In the musical “Sweet Charity”, there’s a song with a chorus that often repeats in my head (and occasionally out of my mouth) – “The rhythm of life has a powerful beat/Puts a tingle in your fingers and a tingle in your feet/Rhythm in the bedroom, rhythm in the street/Yes, the rhythm of life has a powerful beat”
I’m not tingling this morning, let along feeling the beat. I think I’m working off of the kind of hum a light bulb makes before it burns out. Ok, that’s a bit severe – I’m not tired of writing (how can I be when this site is barely four months old), or tired of consulting, or tired of being retired. My rhythm is just off. my sense of timing has been disturbed. Ergo, no tingle.
We got back from four days in Puerto Rico last night. On the flight home, I felt like we had been gone for weeks and began filling my head with my ‘to-dos’ and the ache behind my eyes began. By the time the taxi pulled into our driveway my list had given birth to more lists and I could only isolate the top priorities – check in with the kids, grocery store run, trip to PetsMart for more dog food, piles of critical mail that must need immediate attention…my heart begins to accelerate and I haven’t even put the damn key in the door.
I was wrong on all counts – w-r-o-n-g. The truth of the matter is that the half-and-half didn’t spoil, we have enough coffee, the fruit isn’t rotten (though we could use some bananas), no need to head to PetsMart for another week or more, more junk mail than real mail and lots of emails but none that make me groan with guilt for delaying my response. So – four days is just four days. This is just too much to wrap my head around. How can it be that absolutely nothing critical happened? All just went along as it should. This is clearly a reality for someone smarter than me.
Take me out of my daily environment and I lose all sense of perspective – even when there’s no time difference between where I’ve been and where I’m going. I become part of wherever I am, almost as if there was nothing that preceded it. If ever this truth was underscored, it was made clear to me after a late evening boat trip (we’re talking small motor boat holding no more than eight people) out onto a bay in which bio-luminessence is evident in the blackness of night. To get to the bay, this lone boat winded its way through a narrow lagoon with mangroves for walls and a roof over our head. Through the lagoon there was no sky, no sense of being anywhere other perhaps the set of a Wes Craven movie. Occasionally the Captain would shine a light on a large iguana balanced on a branch, indifferent to the intrusion; ribbons of translucent snakeskin left in aged, gnarled roots, as its owner slithered away at some point comfortable in a newer version of himself/herself; a lone bird sleeping peacefully with feathers that were startlingly white and orange and a beak so black one couldn’t discern its beginning or end (perhaps it was the Pinocchio of the lagoon and had a beak so long it was almost endless). Once out on the bay, the water looked as if it was receiving stars as they fell from the sky. The scientific explanation is that the plankton in this area light up when disturbed, the fish glow as they skip above the water. This nexus of nature’s variables – the type of water, weather, fish, plankton, etc occurs in only four places in the world. The romantic version is even better. A wooden pole in the water left a shiny wake similar in its smoky silver color to that of a witch’s brew. The only distinction between the sky and the water was the sound of the waves lapping against the boat. And stars in the sky don’t jump with such enthusiasm. My hand in the water took on this ethereal glow – so beautiful and shiny I never wanted to remove it for I was sure it held magic.

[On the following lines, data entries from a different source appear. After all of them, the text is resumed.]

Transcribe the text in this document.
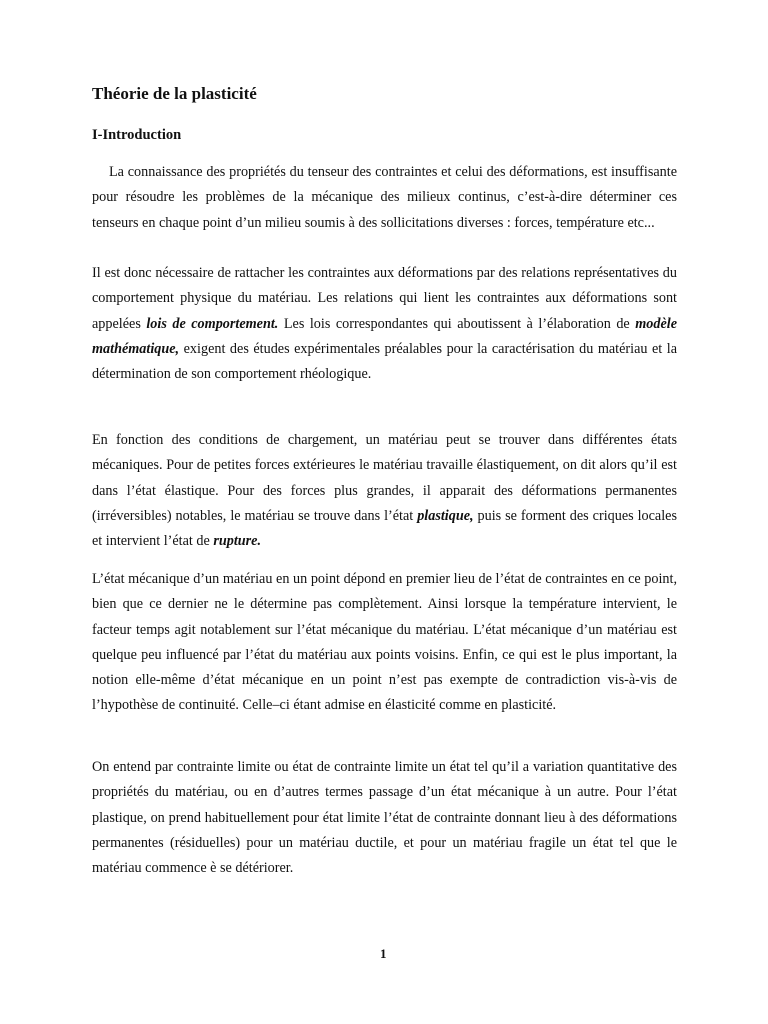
Théorie de la plasticité
I-Introduction

La connaissance des propriétés du tenseur des contraintes et celui des déformations, est insuffisante pour résoudre les problèmes de la mécanique des milieux continus, c’est-à-dire déterminer ces tenseurs en chaque point d’un milieu soumis à des sollicitations diverses : forces, température etc...

Il est donc nécessaire de rattacher les contraintes aux déformations par des relations représentatives du comportement physique du matériau. Les relations qui lient les contraintes aux déformations sont appelées lois de comportement. Les lois correspondantes qui aboutissent à l’élaboration de modèle mathématique, exigent des études expérimentales préalables pour la caractérisation du matériau et la détermination de son comportement rhéologique.

En fonction des conditions de chargement, un matériau peut se trouver dans différentes états mécaniques. Pour de petites forces extérieures le matériau travaille élastiquement, on dit alors qu’il est dans l’état élastique. Pour des forces plus grandes, il apparait des déformations permanentes (irréversibles) notables, le matériau se trouve dans l’état plastique, puis se forment des criques locales et intervient l’état de rupture.

L’état mécanique d’un matériau en un point dépond en premier lieu de l’état de contraintes en ce point, bien que ce dernier ne le détermine pas complètement. Ainsi lorsque la température intervient, le facteur temps agit notablement sur l’état mécanique du matériau. L’état mécanique d’un matériau est quelque peu influencé par l’état du matériau aux points voisins. Enfin, ce qui est le plus important, la notion elle-même d’état mécanique en un point n’est pas exempte de contradiction vis-à-vis de l’hypothèse de continuité. Celle–ci étant admise en élasticité comme en plasticité.

On entend par contrainte limite ou état de contrainte limite un état tel qu’il a variation quantitative des propriétés du matériau, ou en d’autres termes passage d’un état mécanique à un autre. Pour l’état plastique, on prend habituellement pour état limite l’état de contrainte donnant lieu à des déformations permanentes (résiduelles) pour un matériau ductile, et pour un matériau fragile un état tel que le matériau commence è se détériorer.

1
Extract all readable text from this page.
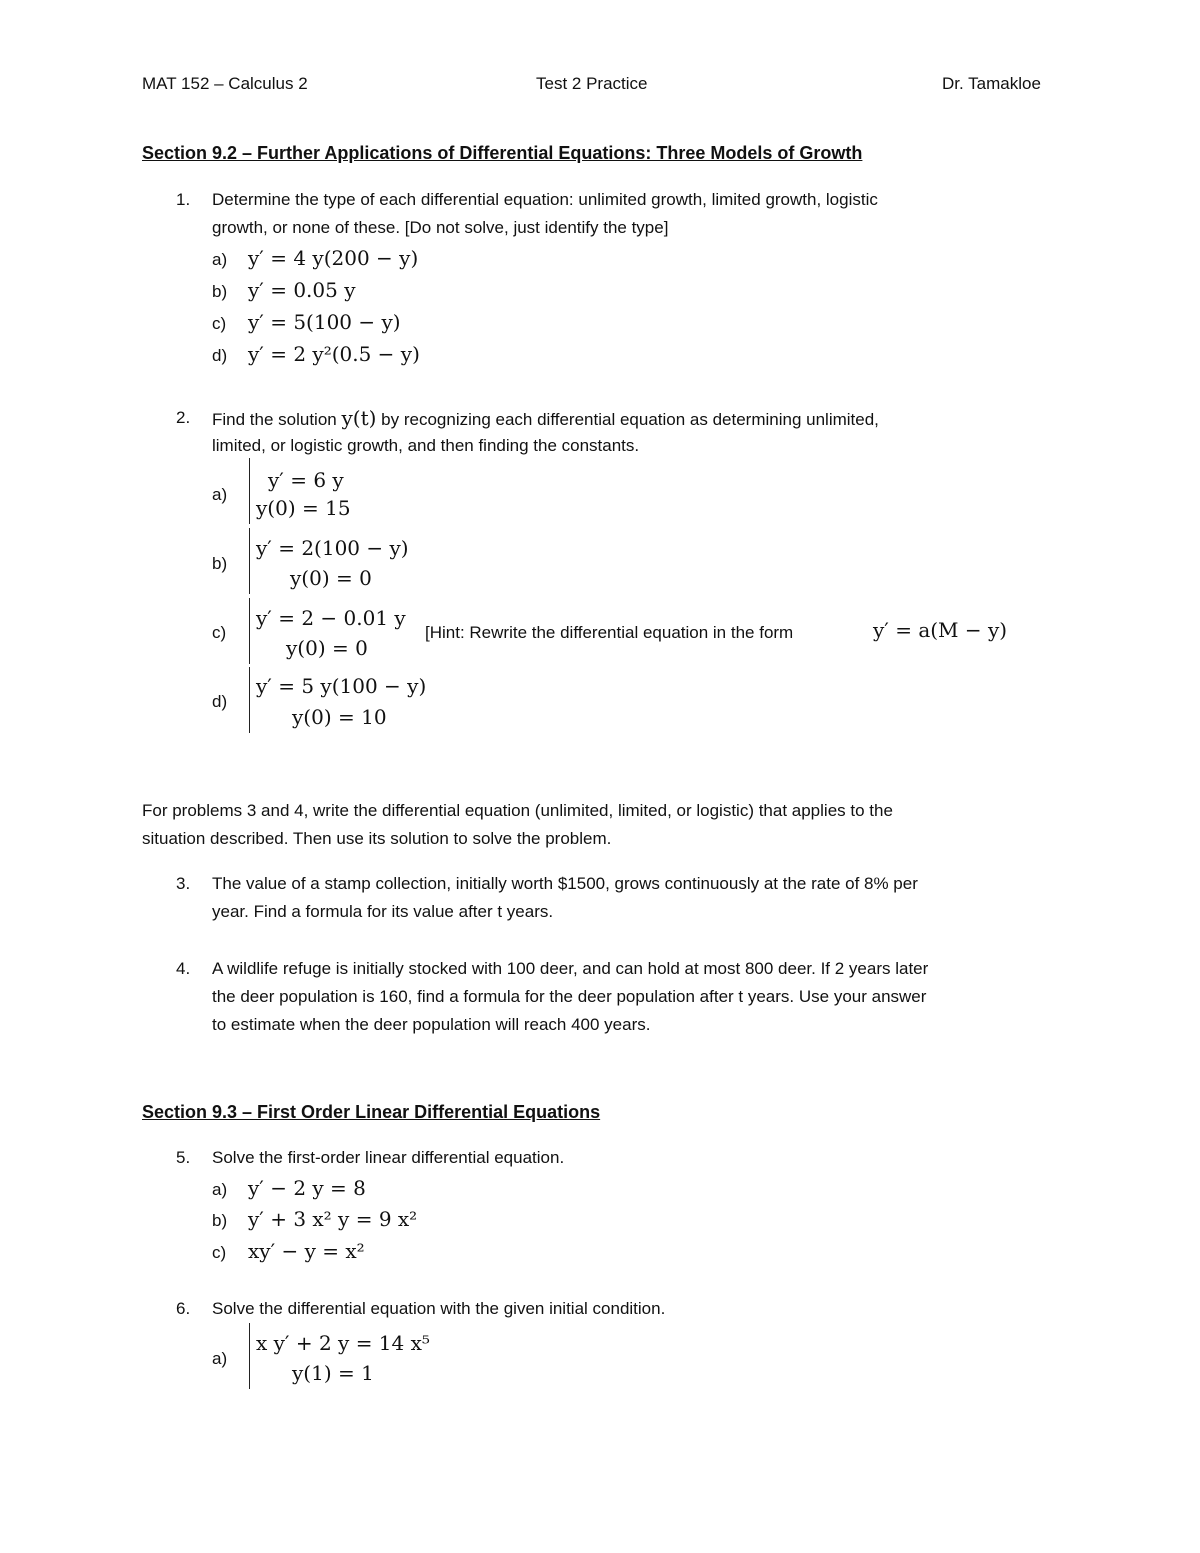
MAT 152 – Calculus 2	Test 2 Practice	Dr. Tamakloe
Section 9.2 – Further Applications of Differential Equations: Three Models of Growth
1. Determine the type of each differential equation: unlimited growth, limited growth, logistic
growth, or none of these. [Do not solve, just identify the type]
a) y′ = 4 y(200 − y)
b) y′ = 0.05 y
c) y′ = 5(100 − y)
d) y′ = 2 y²(0.5 − y)
2. Find the solution y(t) by recognizing each differential equation as determining unlimited,
limited, or logistic growth, and then finding the constants.
a)
y′ = 6 y
y(0) = 15
b)
y′ = 2(100 − y)
y(0) = 0
c)
y′ = 2 − 0.01 y
y(0) = 0
[Hint: Rewrite the differential equation in the form	y′ = a(M − y)
d)
y′ = 5 y(100 − y)
y(0) = 10
For problems 3 and 4, write the differential equation (unlimited, limited, or logistic) that applies to the
situation described. Then use its solution to solve the problem.
3. The value of a stamp collection, initially worth $1500, grows continuously at the rate of 8% per
year. Find a formula for its value after t years.
4. A wildlife refuge is initially stocked with 100 deer, and can hold at most 800 deer. If 2 years later
the deer population is 160, find a formula for the deer population after t years. Use your answer
to estimate when the deer population will reach 400 years.
Section 9.3 – First Order Linear Differential Equations
5. Solve the first-order linear differential equation.
a) y′ − 2 y = 8
b) y′ + 3 x² y = 9 x²
c) xy′ − y = x²
6. Solve the differential equation with the given initial condition.
a)
x y′ + 2 y = 14 x⁵
y(1) = 1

The seven others people sharing this experience were equally awed. At first we all ‘oohed and ahhed’, occasionally we each would marvel aloud..and then quiet seemed more appropriate. It was too magnificent to absorb with anything other than silence.
Captain Suarez and Mingo his assistant were characters out of a novel – maybe Hemingway, maybe not for they were gentle and reverent. Their days-old beards covered the craggy lines that define a life on the water, aging hands that were ropier than those which moored the old boat at the end of the day’s work, broken English that shared their knowledge of astral navigation in a language we all could understand. I asked Mingo why the traveled with little if any light even in the lagoon and he said that one who sailed was supposed to know where they were going by the stars – the light did more harm than good.
You can’t be a part of time like this and not feel with certainty that there is something way bigger than we are. We disembarked with gracious silence. What had we just seen? How do we capture this in our memory? is there any way to do such moments justice? What day is it today?
I can’t say much else happened while we were gone. Our most intrepid friend zip-lined gloriously in the rain forest, my husband golfed (that’s not new), he won more than he lost at the blackjack table. We flew home – gone for not much longer than a long weekend and I’ve misplaced my rhythm.
I read your blogs last night and this morning perpetually shaking my head with wonder at the extraordinary talent of the people I follow (and some that I don’t), wondering how I will ever get back into the swing. I know I will, for life calls regardless of where one may be, and we adjust accordingly. But right now, I am slow to re-enter the music of my day-to-day life while the beat of the last four days still echoes faintly in my head. That’s the beauty and the bane of going away and coming home…I answer to a powerful beat.